На полпути мимо нас прошел невысокий мужичок, неодобрительно покачал головой и пробурчал что-то типа “- алкаши малолетние…”.
Гвоздь взвился и заорал: “Ты че, сука, иди сюда, блядь! Иди сюда, я тебе ща ебало начищу, козел старый! Алкашей нашел! Да ты вообще иди нахуй отсюда!!!”.
Мужик, не отвечая, пошел дальше, бормоча какие-то проклятия. Я насилу удержал Гвоздя, тот дергался и хотел догнать, отомстить, отпиздить…
Все вокруг помутнело. Ночь. Холод. Алкоголь рубал по всем чувствам сразу. Глаза вываливались из орбит. Дыхания не хватало. Подъезд, подъезд, где подъезд? Быстрее, быстрее… Гвоздь становился все тяжелее и тяжелее, от него разило перегаром, все лицо раскраснелось…
Как мы добрались до подъезда — я не помню. Голова налилась свинцом и сильно болела. Гвоздь еще долго обнимал меня и благодарил, я говорил “Да ладно, ну все, давай, пока, пока…”
Когда он, наконец, зашел в свой подъезд я развернулся и побежал. Побежал домой. Сердце стучало бешено, и я бежал все быстрее и быстрее. Кто-то кричал мне что-то вслед…
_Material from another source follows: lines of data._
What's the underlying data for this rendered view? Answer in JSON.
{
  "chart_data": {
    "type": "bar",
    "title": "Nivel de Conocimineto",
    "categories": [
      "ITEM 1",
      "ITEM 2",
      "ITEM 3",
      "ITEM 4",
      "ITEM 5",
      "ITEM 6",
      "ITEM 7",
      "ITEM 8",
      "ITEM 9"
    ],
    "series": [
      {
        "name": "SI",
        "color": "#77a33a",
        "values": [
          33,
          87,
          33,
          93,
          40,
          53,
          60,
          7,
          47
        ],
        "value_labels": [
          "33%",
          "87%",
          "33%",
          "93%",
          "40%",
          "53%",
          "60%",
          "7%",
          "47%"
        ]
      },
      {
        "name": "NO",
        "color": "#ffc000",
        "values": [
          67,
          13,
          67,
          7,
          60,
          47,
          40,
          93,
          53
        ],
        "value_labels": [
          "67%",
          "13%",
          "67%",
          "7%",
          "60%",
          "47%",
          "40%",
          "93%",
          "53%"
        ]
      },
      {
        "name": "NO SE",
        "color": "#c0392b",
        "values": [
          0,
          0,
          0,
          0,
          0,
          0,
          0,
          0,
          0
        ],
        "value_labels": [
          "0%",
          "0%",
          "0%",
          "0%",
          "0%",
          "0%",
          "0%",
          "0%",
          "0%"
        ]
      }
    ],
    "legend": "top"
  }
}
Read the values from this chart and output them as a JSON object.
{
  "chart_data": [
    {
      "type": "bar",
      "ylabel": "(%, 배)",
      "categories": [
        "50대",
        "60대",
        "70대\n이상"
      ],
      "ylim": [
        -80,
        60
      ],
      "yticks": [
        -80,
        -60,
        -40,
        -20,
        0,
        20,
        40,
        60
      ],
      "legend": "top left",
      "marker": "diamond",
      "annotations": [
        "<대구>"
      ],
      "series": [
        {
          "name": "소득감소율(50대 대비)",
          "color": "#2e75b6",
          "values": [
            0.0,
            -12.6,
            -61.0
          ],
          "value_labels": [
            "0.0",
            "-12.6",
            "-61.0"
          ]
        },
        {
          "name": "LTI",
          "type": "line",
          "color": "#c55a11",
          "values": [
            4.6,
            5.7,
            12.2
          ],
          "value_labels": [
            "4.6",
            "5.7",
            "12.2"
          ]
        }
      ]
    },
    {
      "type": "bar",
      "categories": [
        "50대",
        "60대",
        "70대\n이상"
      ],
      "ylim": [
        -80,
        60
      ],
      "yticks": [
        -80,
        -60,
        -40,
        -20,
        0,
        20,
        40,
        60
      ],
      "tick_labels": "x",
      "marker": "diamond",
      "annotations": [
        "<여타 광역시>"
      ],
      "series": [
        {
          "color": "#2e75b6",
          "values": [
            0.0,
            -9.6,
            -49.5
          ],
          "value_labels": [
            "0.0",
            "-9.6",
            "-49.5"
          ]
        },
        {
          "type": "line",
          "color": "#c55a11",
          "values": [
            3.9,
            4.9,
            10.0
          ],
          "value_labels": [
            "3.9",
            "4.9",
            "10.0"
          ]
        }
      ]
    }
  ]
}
Через три минуты я открыл входную дверь, быстро разделся, на цыпочках пробрался к кровати и лег спать. В голове не было ничего. Вообще ни-че-го, полная пустота. Заснул почти сразу же. Мертвым сном.
На следующий день я уехал в Ишим к бабушке. Она жила одна уже лет десять, и родители решили, что приезд внука может ее развеселить.
Ишим — недалеко от Омска. Четыре часа езды на верхней полке и ты в другом городе. Никого не знаешь, никто не знает тебя, очень удобно. Ровный, спокойный отдых.
Две недели я старался не думать про Гвоздя. Жил приключениями трех мушкетеров, собирал малину и землянику на огороде, проходил по пять километров в день мимо коровьих лепешек, наблюдал в троллейбусе за городским сумасшедшим Геной. Бабушка говорила, что раньше Гена был надеждой местного института, преподавал высшую математику, читал много книжек и, в конце концов, тронулся от таких знаний.
Я попытался себе представить, каково быть сумасшедшим. Получалось не очень.
Две недели пролетели быстро. Бабушка была довольна, я был доволен, родители были довольны, но потихоньку становилось скучно. Дню отъезда я был даже рад. Утром, как обычно, мы сходили в магазин за свежим молоком и печеньем, бабуля приготовила какой-то печеночный омлет, и мы поехали на вокзал.
Четыре часа обратной дороги пролетели незаметно. Миледи строила козни отважному гасконцу, кардинал Ришелье глумился над королем, трусливые гвардейцы капитулировали перед храбрыми мушкетерами его величества.
Я приехал домой, подрался с братом, помылся, почитал Советский Спорт и ближе к вечеру пошел гулять.
Завернул в компы, встретил Ивана с Мухой.
— Здорово, че, как съездил? — спросил Муха.
— Нормально — ответил я.
— Что делал? — спросил Иван.
— Да ничего особенно не делал — сказал я — Я же там никого не знаю, на диване валялся, книжки читал, в огороде работал. Ишим — вообще дыра, еще хуже Омска.